勉強やビジネスでは、結果は顕著に表れる。脇目も振らずに、やるべき暗記問題やトレーニングに、どれだけ没頭できるか。成績はあからさまに、没頭と比例する。

堀江貴文『やりきる力』(学研プラス)

あいつは付き合い悪いねとか、変わり者だねと揶揄されるぐらいに、徹底的に没頭することが重要だ。周囲との関係を断ち、雑音をスルーできる「狂気に満ちた集中」を発揮することによって、その人は頭ひとつ抜きんでることができるのだ。

誤解されてはいけないが、時間さえかければいい、というわけではない。「狂気に満ちた集中」を、いかに効率化させるかが肝要だ。

僕はいろんなところで「修業は無駄」「寿司職人になりたければ独学でOK」と言っている。動画での学習やオンラインサロンのコミュニティを活用するなど、ITを使って工夫できれば、長い時間をかけて習得するのと同じ技量を、短時間でマスターできるはずだ。

飛び込むのに準備は要らない

昔は一流の寿司職人になるには、10年近い修業が必要だと言われた。けれどもそれは、本当なのだろうか? 動画を見て、寿司の握りを数カ月間にわたって独学した職人の寿司を食べたことがあるけれど、老舗店の職人の腕前と、それほどの差はなかった。

また、通信制サポート校「ゼロ高等学院」卒業生の谷垣くんは、高校時代に寿司を自分で1000貫握って実力をつけ、寿司店の長い修業を経ないまま、立派な職人として働いている。

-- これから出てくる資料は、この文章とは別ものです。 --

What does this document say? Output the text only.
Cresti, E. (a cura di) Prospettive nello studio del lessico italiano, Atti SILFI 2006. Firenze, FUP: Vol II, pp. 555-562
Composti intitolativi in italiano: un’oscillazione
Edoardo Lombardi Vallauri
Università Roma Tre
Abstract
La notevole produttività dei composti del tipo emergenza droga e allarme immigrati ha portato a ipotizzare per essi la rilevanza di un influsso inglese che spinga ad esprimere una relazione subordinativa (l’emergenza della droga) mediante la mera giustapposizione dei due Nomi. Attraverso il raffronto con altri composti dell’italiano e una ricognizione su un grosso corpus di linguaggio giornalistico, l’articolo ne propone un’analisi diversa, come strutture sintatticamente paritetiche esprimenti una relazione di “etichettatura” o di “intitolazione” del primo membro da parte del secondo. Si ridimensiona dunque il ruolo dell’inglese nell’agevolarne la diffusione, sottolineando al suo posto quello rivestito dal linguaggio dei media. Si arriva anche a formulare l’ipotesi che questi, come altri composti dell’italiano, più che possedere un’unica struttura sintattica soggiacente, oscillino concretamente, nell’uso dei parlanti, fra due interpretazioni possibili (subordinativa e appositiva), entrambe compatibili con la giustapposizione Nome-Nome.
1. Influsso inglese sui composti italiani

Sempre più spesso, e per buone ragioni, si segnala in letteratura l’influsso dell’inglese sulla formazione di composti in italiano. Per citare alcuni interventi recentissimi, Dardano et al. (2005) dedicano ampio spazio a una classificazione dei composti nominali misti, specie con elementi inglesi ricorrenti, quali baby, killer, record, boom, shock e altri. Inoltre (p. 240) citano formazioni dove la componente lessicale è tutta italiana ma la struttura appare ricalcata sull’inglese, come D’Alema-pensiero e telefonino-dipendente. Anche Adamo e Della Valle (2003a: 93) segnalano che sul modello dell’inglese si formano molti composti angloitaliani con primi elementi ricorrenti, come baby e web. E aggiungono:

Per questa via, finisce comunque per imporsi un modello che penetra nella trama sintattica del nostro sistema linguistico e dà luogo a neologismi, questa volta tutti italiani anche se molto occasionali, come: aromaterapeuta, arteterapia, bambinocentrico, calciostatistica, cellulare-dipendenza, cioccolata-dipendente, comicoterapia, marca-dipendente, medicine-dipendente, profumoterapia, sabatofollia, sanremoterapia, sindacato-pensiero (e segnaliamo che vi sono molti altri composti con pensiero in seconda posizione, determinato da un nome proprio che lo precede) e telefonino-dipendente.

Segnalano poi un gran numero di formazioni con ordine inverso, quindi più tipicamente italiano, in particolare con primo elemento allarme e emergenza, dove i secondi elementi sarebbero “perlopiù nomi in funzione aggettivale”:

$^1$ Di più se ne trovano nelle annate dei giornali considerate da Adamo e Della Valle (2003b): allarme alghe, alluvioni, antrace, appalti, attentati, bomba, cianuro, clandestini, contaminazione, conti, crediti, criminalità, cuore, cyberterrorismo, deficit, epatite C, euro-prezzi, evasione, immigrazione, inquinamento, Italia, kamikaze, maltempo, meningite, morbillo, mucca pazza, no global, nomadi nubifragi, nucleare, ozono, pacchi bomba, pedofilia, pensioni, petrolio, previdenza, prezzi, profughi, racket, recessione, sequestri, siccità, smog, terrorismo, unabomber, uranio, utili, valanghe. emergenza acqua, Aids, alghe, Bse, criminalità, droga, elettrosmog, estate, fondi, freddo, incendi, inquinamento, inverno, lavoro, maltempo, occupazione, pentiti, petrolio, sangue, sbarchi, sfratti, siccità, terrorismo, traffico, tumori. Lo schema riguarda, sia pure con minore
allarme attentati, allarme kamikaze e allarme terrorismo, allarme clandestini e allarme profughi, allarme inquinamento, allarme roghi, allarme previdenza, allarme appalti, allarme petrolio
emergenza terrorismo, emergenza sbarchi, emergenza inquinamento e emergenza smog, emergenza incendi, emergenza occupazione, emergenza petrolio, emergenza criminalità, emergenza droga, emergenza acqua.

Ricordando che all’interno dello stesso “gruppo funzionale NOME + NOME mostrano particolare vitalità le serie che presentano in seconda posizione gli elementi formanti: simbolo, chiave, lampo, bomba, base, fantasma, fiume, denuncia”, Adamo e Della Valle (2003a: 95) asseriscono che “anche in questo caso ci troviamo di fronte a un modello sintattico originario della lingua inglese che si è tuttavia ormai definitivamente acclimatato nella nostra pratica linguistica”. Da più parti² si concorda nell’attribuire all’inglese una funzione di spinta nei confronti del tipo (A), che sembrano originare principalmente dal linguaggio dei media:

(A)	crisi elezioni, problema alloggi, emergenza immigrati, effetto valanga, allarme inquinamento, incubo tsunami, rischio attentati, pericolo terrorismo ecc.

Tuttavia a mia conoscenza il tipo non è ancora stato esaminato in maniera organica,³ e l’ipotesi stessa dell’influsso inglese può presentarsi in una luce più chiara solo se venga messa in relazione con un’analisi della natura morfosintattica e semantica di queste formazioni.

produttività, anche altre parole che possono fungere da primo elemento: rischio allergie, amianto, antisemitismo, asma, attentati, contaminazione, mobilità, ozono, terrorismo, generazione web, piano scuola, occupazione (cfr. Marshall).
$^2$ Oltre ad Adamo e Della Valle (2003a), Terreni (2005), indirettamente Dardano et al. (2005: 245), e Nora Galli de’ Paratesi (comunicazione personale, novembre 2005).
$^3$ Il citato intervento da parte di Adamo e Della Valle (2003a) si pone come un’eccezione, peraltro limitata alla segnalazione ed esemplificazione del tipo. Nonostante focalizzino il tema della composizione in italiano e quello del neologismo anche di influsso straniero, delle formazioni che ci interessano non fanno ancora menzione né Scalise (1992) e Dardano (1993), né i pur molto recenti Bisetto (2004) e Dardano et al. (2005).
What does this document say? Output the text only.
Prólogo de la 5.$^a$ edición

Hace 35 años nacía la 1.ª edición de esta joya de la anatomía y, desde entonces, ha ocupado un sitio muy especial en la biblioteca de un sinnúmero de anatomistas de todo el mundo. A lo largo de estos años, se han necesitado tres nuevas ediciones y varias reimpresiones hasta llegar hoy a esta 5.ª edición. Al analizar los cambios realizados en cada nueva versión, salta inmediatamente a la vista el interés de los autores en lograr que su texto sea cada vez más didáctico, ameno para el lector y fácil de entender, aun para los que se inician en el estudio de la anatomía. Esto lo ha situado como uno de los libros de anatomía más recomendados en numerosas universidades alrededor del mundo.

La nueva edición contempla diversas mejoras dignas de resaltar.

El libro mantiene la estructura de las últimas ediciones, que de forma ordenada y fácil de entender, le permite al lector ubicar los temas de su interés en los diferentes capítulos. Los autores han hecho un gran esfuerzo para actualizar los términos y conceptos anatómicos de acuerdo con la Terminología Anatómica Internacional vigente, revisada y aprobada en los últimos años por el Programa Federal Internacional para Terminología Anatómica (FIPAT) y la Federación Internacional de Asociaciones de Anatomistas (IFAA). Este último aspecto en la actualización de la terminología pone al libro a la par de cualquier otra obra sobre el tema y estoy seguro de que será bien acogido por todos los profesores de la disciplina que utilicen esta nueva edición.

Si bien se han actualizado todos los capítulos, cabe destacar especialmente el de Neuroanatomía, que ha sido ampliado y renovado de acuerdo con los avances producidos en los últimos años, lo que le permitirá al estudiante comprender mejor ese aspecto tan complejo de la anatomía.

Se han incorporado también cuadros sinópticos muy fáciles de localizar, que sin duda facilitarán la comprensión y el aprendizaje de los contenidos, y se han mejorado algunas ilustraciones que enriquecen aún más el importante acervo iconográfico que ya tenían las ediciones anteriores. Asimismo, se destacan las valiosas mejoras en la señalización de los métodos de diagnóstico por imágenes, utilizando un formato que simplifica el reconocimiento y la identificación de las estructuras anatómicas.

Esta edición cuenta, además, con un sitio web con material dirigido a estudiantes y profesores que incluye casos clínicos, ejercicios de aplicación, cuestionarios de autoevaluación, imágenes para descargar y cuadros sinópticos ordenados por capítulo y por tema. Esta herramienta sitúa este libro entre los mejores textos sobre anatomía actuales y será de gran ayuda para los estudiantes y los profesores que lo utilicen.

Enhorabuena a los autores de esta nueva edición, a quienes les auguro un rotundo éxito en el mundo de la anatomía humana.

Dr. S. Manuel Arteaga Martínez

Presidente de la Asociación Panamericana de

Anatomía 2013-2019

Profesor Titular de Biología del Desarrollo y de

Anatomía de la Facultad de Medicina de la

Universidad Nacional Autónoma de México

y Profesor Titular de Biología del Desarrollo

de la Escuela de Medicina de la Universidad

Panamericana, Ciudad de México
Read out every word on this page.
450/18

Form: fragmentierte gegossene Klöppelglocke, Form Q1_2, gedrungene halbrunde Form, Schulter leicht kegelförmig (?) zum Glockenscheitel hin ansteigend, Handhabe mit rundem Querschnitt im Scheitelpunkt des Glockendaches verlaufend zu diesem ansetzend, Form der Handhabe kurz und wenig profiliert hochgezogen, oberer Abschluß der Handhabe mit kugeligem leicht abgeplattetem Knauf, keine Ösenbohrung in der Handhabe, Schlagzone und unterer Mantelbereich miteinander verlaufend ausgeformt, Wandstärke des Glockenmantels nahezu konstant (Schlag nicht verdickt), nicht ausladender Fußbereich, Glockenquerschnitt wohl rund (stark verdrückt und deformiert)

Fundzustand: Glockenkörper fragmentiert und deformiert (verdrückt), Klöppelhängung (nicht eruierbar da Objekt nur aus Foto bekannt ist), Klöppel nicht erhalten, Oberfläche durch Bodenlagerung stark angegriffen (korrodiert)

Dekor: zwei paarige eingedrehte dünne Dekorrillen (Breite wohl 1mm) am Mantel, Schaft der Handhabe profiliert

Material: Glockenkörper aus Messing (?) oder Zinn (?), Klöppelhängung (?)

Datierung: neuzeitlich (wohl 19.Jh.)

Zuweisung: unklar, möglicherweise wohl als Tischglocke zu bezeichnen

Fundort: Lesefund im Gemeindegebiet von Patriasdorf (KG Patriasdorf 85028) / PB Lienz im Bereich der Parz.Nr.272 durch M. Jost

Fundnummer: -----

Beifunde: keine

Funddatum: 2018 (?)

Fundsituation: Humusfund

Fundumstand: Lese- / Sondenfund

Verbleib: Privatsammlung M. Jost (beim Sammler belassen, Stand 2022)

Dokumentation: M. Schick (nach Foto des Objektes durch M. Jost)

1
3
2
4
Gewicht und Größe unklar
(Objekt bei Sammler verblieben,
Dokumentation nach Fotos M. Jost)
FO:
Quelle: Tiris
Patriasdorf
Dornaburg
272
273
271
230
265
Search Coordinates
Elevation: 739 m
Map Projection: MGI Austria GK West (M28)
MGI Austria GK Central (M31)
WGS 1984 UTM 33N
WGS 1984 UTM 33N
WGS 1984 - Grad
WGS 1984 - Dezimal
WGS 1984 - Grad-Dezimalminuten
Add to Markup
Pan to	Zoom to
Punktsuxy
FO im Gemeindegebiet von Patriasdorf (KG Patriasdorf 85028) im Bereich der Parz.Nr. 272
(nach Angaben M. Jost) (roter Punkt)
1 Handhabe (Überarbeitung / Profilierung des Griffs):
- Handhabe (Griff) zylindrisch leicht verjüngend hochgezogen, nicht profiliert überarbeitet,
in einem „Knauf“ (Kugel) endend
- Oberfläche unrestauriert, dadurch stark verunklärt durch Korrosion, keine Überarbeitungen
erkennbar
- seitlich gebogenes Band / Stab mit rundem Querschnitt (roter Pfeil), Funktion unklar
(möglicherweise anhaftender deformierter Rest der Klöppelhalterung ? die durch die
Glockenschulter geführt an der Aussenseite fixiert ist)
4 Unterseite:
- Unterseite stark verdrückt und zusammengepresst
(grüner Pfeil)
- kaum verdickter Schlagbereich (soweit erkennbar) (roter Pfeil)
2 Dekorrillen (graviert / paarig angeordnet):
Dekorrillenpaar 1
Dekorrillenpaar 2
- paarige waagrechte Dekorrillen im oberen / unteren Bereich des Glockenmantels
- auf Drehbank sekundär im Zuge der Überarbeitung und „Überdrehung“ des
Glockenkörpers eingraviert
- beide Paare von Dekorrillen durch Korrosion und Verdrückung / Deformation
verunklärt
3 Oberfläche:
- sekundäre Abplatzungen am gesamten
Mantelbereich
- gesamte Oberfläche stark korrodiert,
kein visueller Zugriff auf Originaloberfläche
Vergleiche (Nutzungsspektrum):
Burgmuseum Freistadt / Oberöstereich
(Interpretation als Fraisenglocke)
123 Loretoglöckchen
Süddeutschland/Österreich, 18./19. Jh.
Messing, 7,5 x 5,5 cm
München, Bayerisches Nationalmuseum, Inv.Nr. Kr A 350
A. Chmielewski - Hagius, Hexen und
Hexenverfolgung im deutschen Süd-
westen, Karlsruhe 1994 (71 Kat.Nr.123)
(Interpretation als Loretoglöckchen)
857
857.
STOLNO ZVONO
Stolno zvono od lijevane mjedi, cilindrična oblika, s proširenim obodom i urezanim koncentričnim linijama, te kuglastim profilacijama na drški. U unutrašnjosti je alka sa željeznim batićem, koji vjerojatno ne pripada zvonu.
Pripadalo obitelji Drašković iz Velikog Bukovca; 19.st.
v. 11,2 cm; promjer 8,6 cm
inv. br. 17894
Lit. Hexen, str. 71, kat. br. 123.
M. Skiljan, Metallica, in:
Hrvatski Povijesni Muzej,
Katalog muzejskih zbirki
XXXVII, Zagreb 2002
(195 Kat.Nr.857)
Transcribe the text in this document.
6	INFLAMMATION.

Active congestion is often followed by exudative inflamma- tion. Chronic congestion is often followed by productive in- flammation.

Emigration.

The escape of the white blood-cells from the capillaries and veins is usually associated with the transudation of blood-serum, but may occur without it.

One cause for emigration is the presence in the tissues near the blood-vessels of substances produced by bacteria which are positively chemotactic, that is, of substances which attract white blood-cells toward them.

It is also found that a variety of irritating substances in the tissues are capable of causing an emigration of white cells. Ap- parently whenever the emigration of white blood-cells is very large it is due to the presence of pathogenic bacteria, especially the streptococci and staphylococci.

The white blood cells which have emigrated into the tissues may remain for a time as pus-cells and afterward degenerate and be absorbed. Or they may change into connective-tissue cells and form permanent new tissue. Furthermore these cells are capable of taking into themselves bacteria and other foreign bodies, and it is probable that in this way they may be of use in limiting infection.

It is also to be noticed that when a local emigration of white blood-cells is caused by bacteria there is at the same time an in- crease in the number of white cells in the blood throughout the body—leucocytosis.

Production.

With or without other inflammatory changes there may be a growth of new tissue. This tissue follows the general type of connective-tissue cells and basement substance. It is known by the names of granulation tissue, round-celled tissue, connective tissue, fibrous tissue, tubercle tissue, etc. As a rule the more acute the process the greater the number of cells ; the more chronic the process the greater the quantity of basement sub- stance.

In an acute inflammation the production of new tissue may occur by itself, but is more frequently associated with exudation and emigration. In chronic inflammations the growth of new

誤解されたくないが、僕は時間をかけて実力をつける修業を、全否定しているわけではない。“修業”として、時間をかけてトレーニングして、確かな自信をつけて活躍できるタイプの人もいる。そういう人は、修業の時間を確保して技能を習得するのもいいと思う。

僕が言いたいのは、絶対に修業しなければ一人前になれない、という「修業原理主義」はおかしいんじゃない? ということだ。

寿司で言うなら、美味しい寿司をお客さんに出すことが第一の目的のはずだ。

そこへ到達するための手段として、「時間の消費量」が前提になっているのは、おかしいだろう。一人前になるために、年単位のタイムロスが条件化されていることには、僕は断固として異を唱えたい。

ここに挙げた“修業”のように、「起業をしたい、でも準備が整ってない!」という若者はたくさんいる。そんなときに、決まって僕は言う。「いますぐ、やりましょう!!」。

重視すべきは「狂気に満ちた集中」。つまり没頭力だけで、十分なのだ。